The use of probiotic substances may be an attractive prophylactic alternative for athletes because of their lack of toxicity and drug interactions; however, no probiotic medication has been found to provide clinically relevant worldwide protection against TD.24 A 2005 meta-analysis of 12 studies examining the use of probiotics for TD prevention concluded that several probiotics, including Saccharomyces boulardii and a mixture of Lactobacillus acidophilus and Bifidobacterium bifidum, had minimal, but significant, protective efficacies.20 In contrast, a meta-analysis of 5 randomized controlled trials showed that probiotics had no effect in preventing TD.34 Before definitive recommendations about the prophylactic use of probiotics can be made to athletes, additional high-quality trials are needed to assess their effectiveness.12,34

Conclusion and Recommendations

Traveler’s diarrhea affects more than half of people who travel from developed to developing countries and is characterized by having 3 or more loose stools over a 24-hour period accompanied by enteric symptoms. TD generally occurs within 4 days of arrival and resolves within 3 to 5 days of onset.
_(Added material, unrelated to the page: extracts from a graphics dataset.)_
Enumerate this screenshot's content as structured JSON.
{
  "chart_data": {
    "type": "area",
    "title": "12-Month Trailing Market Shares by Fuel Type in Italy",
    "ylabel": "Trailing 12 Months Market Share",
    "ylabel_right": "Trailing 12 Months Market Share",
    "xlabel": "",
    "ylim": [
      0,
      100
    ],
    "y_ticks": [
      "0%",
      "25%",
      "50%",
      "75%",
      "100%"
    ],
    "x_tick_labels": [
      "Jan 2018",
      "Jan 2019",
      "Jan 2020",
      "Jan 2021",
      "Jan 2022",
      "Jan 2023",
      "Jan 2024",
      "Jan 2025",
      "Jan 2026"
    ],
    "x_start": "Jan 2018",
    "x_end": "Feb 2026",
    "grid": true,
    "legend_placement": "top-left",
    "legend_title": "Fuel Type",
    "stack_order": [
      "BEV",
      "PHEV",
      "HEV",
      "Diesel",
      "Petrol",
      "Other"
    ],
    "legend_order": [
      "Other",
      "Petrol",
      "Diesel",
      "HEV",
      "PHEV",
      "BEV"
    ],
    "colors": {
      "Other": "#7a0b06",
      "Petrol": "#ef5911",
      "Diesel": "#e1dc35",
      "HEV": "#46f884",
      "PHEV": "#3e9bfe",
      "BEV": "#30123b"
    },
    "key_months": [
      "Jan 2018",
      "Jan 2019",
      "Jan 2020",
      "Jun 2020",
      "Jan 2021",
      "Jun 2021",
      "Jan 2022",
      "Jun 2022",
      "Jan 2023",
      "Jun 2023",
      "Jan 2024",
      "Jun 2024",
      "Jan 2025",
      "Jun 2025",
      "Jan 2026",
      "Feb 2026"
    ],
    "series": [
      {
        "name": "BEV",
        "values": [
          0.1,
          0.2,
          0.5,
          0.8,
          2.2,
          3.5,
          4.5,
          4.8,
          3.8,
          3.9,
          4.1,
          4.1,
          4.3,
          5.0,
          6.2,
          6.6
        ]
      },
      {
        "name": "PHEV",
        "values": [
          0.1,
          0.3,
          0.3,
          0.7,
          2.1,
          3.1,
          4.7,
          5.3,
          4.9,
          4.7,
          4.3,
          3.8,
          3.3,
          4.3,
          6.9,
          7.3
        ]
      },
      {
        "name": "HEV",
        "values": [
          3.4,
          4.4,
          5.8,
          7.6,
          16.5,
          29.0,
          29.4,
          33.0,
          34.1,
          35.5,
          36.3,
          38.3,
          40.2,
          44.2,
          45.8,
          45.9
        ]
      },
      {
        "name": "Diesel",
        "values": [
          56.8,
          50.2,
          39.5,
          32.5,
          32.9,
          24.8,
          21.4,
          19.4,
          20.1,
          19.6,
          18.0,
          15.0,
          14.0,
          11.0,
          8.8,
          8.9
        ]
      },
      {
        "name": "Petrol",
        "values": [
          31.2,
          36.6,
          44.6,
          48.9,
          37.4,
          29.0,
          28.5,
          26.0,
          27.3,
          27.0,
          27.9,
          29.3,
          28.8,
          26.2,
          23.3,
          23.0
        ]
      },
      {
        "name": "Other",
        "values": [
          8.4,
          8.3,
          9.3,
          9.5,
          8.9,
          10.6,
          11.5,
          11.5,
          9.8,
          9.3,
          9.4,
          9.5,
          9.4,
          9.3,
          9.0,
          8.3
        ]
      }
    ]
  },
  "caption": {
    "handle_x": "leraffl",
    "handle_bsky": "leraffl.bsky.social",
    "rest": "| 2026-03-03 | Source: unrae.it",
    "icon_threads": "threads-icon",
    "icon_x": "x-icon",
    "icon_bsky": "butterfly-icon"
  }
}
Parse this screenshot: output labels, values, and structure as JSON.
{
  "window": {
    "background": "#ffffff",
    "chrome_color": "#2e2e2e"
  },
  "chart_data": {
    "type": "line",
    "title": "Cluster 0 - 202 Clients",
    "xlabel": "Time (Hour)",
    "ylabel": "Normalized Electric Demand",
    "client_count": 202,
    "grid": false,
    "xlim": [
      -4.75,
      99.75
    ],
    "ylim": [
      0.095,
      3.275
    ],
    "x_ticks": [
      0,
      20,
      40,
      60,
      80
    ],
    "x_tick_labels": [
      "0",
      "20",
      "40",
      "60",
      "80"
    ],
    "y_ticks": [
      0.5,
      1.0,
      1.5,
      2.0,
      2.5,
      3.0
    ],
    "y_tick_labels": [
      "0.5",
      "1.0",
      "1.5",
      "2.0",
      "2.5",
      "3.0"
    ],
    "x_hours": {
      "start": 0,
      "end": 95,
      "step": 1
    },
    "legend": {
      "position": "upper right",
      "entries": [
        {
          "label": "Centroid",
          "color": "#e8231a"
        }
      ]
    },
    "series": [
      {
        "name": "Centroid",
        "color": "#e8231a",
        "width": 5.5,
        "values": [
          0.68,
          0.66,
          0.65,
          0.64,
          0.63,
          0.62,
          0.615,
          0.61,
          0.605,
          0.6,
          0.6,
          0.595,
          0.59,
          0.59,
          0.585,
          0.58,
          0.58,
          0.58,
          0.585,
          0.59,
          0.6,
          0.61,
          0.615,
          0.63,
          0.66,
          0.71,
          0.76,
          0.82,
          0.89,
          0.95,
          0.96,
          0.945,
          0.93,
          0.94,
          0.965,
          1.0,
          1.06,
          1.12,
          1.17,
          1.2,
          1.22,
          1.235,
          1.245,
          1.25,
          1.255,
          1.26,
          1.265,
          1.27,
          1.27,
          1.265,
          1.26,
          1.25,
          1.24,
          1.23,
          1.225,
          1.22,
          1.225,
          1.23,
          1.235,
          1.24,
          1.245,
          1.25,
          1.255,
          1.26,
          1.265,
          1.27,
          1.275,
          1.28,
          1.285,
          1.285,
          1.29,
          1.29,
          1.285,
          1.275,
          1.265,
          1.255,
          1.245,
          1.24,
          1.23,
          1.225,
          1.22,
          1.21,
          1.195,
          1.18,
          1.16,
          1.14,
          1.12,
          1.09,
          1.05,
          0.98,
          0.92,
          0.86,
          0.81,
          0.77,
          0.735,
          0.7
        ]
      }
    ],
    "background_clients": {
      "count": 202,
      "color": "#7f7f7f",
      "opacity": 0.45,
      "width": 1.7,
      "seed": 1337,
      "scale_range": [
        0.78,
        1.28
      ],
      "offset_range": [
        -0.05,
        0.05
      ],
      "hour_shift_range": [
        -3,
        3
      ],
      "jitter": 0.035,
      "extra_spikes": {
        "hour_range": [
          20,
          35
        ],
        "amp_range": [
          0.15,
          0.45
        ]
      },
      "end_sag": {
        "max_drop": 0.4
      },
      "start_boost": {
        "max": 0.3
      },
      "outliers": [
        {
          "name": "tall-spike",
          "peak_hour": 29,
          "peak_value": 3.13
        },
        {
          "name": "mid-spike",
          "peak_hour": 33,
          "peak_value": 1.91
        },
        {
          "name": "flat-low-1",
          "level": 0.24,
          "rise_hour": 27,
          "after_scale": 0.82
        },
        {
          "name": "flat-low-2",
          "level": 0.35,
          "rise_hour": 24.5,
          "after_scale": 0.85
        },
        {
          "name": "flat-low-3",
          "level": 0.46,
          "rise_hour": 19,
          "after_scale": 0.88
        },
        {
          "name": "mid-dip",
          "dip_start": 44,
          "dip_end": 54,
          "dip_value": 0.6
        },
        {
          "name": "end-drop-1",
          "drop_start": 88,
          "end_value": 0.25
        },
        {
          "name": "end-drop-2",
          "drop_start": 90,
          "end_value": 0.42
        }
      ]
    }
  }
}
The incidence of TD varies by destination, and the CDC has developed a classification system categorizing regions of the world by risk or contracting the illness. Prophylaxis with antibiotics is highly effective; however, physicians should be hesitant to prescribe medications because of their side effects and the risk of creating antibiotic-resistant bacterial strains. Antibiotics may be indicated for high-risk groups, such as those with a baseline disease or travelers who have little flexible time; however, careful evaluation of antibiotic choice is essential in athletes especially because of the tendon risk profile of fluoroquinolones—the most effective TD prophylaxis. Since most cases of TD are caused by food and/or water contamination, all athletes should be educated on the appropriate food and water consumption safety measures prior to travel.

Footnotes

The authors report no potential conflicts of interest in the development and publication of this article.